In the ruling parties’ outline of tax system reform for fiscal 2020, the Liberal Democratic Party and Komeito have incorporated deregulatory measures to approve the establishment of a new type of sake brewery specializing in exports. The government will also revise the Liquor Tax Law so as to allow such brewers to produce sake in small quantities, as long as it is exclusively for export.
As the domestic market for Japanese sake is sluggish, the government has not authorized any would-be business operators to begin sake production, from the viewpoint of balancing supply and demand. On the other hand, as the popularity of Japanese sake has grown overseas, venture firms and other companies have been calling for new entries into the sector to be allowed.
If a business operator, through the eased regulations, produces a sake of distinctive savor and comes up with an ingenious method for selling it, such an endeavor may stimulate the expansion of sake exports.
Boosted by the tailwind of a Japanese cuisine boom, annual exports of sake topped the ¥20 billion mark for the first time in 2018. Export volume totaled about 26,000 kiloliters, up 60 percent from five years earlier.
Nevertheless, it is hard to say that sake is accepted widely in foreign countries. For instance, it has sometimes been considered merely a variety of white wine.
In Japan, with its flourishing rice production, regions abundant in nature have been blessed with good-quality water, with brewers there producing sake since olden times.

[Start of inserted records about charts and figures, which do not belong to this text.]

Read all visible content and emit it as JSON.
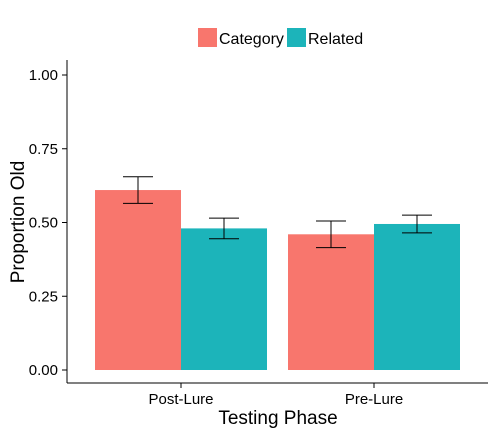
{
  "chart_data": {
    "type": "bar",
    "categories": [
      "Post-Lure",
      "Pre-Lure"
    ],
    "series": [
      {
        "name": "Category",
        "values": [
          0.61,
          0.46
        ],
        "error_low": [
          0.565,
          0.415
        ],
        "error_high": [
          0.655,
          0.505
        ],
        "color": "#F8766D"
      },
      {
        "name": "Related",
        "values": [
          0.48,
          0.495
        ],
        "error_low": [
          0.445,
          0.465
        ],
        "error_high": [
          0.515,
          0.525
        ],
        "color": "#1CB4BA"
      }
    ],
    "xlabel": "Testing Phase",
    "ylabel": "Proportion Old",
    "ylim": [
      0,
      1
    ],
    "yticks": [
      "0.00",
      "0.25",
      "0.50",
      "0.75",
      "1.00"
    ],
    "legend_position": "top",
    "grid": false
  }
}
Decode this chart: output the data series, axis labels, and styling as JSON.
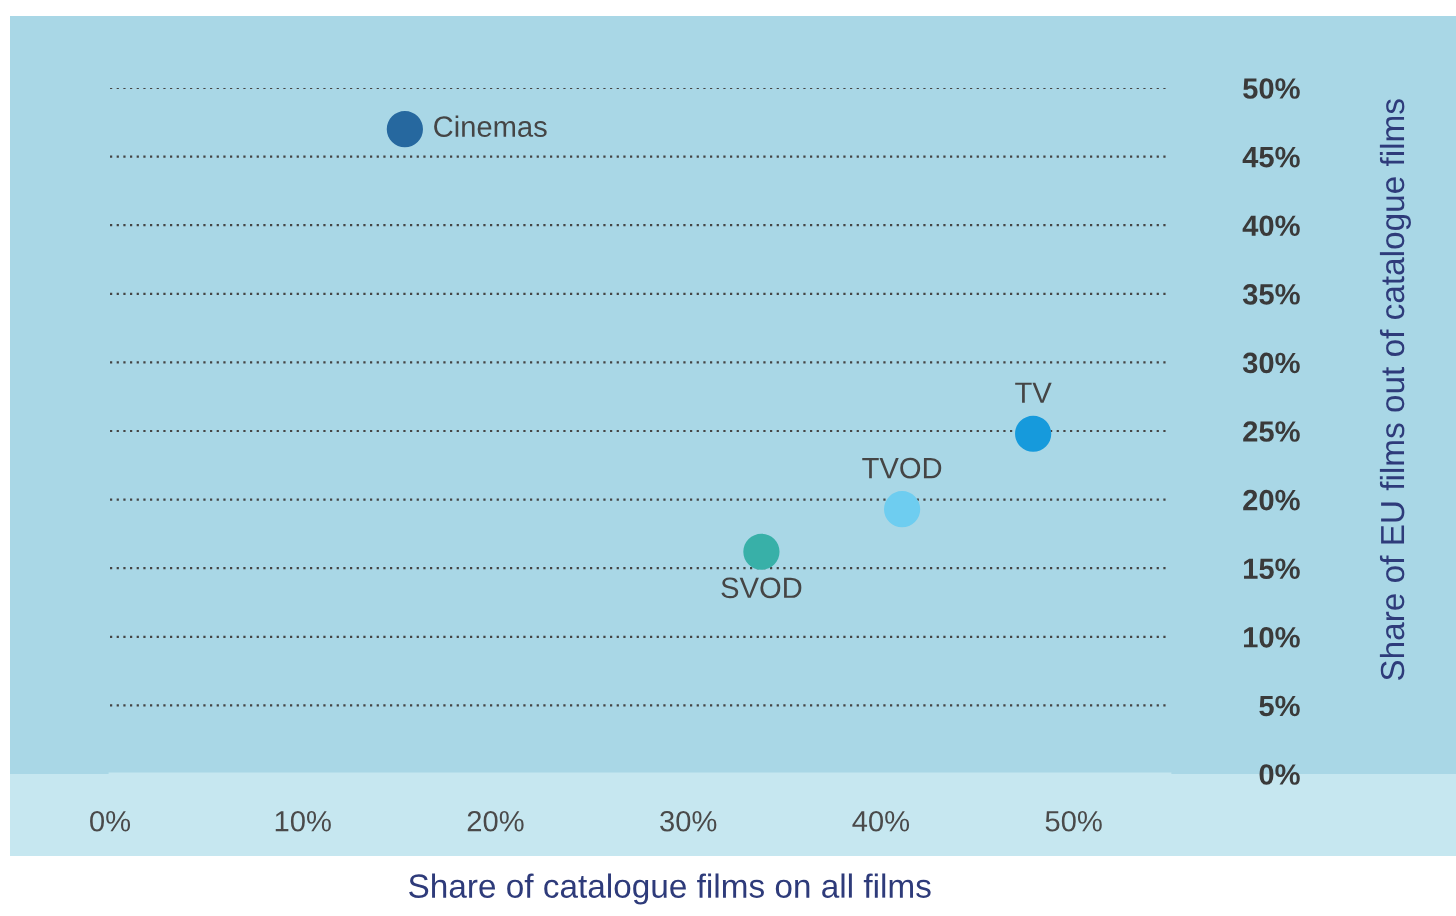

Sake brewers of various regions have improved the quality of their sake, while preserving their traditional savor.
People who can communicate the history and charm of sake widely, like sommeliers or wine experts, would undoubtedly give a boost to the popularity of sake abroad.
The government has released suggested labels to be affixed on containers of sake meant for export. Such labels describe not only the taste and the place of production, but also the best temperature for drinking the particular type of sake and the dishes that would go well with it. The aim to help consumers overseas become aware of the various brands of sake is understandable.
In the economic partnership agreement between Japan and the European Union, there is a provision that the place of production of such products as wine and sake should be displayed properly. Such efforts, aimed at preventing the distribution of fake products and to protect the value of brands, are important.
Exported sake is also expected to bring new flows of foreign visitors into Japan. Tourism plans should be devised that foreigners who are fascinated by sake can enjoy, including sake brewery tours.
But there is a worrisome tendency among the Japanese themselves of moving away from sake. In particular, young Japanese have been drinking sake less and less.
At Niigata University, a center for studying Japanese sake has been set up, offering lectures with such titles as “Theory of sake tasting” and “Ryotei and kagai culture.” (The latter title refers to traditional luxury restaurants and the geisha quarters.) Such efforts to revive public recognition of the value of sake are drawing attention.
Many people are visiting their hometowns during the year-end and New Year holidays. Why not taste the sake that is native is such places, while catching up with family and friends?